One Day Only Old People Will Remember the '90s
History doesn't stop no matter what you yell as you stand athwart it.
Picking up on something Elizabeth Nolan Brown wrote here this morning:
To younger members of Gen X and older millennials, [Saved by the Bell] is part of the childhood canon. I think we all died a little inside yesterday in the Reason D.C. office when we realized that none of our interns and a few of our youngest staffers had no idea who Jessie Spano was. By a quick show of birth years, we pipointed 1990 as the crack in this generational divide. I shudder to ask them about the Soup Nazi—though I suppose Seinfeld is a show you're more prone to watch in reruns as an adult than Saved by the Bell. (Another show launched in 1989, The Simpsons, is still airing after all these years.)

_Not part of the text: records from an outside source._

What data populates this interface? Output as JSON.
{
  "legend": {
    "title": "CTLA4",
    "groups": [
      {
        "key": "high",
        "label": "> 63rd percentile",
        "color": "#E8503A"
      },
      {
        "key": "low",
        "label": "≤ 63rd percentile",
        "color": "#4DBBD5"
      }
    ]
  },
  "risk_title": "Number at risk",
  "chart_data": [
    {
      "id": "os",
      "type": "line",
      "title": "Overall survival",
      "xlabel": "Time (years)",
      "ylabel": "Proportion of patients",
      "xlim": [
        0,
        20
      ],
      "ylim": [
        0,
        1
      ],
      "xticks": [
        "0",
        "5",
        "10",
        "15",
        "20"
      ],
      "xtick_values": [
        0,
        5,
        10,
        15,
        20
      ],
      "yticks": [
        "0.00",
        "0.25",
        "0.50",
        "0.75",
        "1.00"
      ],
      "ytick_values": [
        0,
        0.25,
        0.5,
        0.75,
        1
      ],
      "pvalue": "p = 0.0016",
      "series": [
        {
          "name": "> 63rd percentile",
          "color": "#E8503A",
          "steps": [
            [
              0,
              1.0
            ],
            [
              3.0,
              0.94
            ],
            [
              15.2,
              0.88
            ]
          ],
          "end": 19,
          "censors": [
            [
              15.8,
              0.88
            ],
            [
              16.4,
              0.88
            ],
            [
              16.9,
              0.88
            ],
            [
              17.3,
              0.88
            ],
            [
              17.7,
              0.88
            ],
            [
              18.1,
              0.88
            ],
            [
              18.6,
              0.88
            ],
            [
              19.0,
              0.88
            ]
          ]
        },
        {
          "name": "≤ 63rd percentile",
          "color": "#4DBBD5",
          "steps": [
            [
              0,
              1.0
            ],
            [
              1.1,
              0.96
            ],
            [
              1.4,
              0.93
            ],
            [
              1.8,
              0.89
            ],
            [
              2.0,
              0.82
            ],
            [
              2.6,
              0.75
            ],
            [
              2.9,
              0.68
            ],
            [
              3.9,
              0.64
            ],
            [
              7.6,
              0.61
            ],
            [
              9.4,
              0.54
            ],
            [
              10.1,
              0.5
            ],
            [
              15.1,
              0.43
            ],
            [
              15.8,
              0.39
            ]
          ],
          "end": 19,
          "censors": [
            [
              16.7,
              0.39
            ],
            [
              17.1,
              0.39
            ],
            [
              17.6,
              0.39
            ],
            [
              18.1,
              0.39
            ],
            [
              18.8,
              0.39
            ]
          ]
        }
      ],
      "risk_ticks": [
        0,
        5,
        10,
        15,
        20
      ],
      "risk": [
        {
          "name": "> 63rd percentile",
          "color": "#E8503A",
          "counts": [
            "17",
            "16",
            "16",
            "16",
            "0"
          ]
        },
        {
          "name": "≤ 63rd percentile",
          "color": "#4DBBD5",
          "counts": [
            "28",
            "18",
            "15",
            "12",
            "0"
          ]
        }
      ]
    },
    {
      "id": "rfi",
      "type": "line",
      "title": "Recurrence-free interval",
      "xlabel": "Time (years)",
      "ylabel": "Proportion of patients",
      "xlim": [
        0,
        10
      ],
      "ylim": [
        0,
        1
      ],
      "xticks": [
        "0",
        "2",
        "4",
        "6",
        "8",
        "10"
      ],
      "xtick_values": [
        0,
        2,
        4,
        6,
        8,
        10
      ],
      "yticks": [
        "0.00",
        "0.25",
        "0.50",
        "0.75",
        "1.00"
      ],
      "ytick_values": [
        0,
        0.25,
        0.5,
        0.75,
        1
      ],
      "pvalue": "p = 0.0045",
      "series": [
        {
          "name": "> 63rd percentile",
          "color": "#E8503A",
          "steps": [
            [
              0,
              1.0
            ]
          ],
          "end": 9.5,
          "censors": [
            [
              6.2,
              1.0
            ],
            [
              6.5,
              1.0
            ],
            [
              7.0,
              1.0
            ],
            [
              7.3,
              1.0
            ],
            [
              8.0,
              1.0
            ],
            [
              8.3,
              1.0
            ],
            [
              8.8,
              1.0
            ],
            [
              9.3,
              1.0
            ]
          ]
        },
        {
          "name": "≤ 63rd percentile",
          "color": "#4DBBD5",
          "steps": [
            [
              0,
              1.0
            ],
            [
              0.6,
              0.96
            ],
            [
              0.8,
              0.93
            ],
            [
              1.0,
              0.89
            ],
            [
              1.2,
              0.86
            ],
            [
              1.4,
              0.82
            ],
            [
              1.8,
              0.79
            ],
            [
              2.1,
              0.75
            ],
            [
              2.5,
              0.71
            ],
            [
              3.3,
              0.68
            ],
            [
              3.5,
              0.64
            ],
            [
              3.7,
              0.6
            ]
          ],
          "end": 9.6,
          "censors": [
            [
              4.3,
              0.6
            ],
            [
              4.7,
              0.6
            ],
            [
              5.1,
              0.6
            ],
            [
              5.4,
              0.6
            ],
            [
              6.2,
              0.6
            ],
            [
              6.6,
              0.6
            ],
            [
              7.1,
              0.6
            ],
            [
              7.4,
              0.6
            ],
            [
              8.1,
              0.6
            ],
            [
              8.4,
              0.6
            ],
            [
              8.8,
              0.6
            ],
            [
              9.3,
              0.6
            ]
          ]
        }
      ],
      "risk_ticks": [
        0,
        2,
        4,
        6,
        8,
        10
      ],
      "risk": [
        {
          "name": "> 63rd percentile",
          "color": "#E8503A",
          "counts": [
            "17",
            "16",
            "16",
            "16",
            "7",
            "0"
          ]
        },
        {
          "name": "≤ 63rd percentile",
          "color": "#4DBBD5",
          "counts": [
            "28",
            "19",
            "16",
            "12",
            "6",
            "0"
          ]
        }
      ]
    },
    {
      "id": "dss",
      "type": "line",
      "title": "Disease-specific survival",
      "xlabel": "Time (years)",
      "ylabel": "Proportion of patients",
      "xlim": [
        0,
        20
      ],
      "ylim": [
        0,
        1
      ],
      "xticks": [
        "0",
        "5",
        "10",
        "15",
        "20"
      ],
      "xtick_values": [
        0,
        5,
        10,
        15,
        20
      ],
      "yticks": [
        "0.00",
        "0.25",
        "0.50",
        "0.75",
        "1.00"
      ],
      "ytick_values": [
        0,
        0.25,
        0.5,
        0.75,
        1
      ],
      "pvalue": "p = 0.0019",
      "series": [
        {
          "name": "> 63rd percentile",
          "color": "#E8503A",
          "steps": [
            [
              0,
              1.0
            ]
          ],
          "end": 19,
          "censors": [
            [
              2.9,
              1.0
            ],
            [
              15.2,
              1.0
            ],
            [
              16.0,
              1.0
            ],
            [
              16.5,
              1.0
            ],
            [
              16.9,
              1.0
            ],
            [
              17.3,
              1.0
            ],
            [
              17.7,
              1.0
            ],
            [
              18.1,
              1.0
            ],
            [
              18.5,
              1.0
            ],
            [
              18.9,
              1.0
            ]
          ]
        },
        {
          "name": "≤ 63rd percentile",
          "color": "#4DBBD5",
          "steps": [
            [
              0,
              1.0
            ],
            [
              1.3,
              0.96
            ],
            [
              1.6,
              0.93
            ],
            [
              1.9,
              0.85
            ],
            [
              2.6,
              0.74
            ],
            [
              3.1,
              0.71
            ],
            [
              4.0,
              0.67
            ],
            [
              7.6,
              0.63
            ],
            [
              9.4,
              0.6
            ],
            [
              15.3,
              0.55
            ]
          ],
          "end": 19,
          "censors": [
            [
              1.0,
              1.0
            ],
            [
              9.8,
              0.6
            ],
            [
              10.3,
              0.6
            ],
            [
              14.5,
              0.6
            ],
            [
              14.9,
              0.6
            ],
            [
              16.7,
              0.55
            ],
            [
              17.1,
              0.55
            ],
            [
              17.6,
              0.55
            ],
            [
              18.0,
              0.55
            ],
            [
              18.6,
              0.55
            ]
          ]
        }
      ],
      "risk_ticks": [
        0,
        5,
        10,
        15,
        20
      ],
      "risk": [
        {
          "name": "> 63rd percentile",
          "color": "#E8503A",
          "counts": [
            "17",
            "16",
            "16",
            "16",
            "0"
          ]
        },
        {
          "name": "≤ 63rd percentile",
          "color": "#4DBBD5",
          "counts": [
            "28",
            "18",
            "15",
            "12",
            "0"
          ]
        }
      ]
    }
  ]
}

I was watching some old episodes of The Simpsons with one of my kids the other night, and I don't think I've ever felt quite as decrepit as I did when I realized that "Marge vs. the Monorail" is 21 years old. Put another way: The gap between now and "Marge vs. the Monorail" is larger than the gap between "Marge vs. the Monorail" and the fall of Saigon. I would have told my daughter that, but then she would've asked "What's a Saigon?" and I would've felt even older. It was bad enough that I had to explain who Leonard Nimoy was. He isn't even dead yet.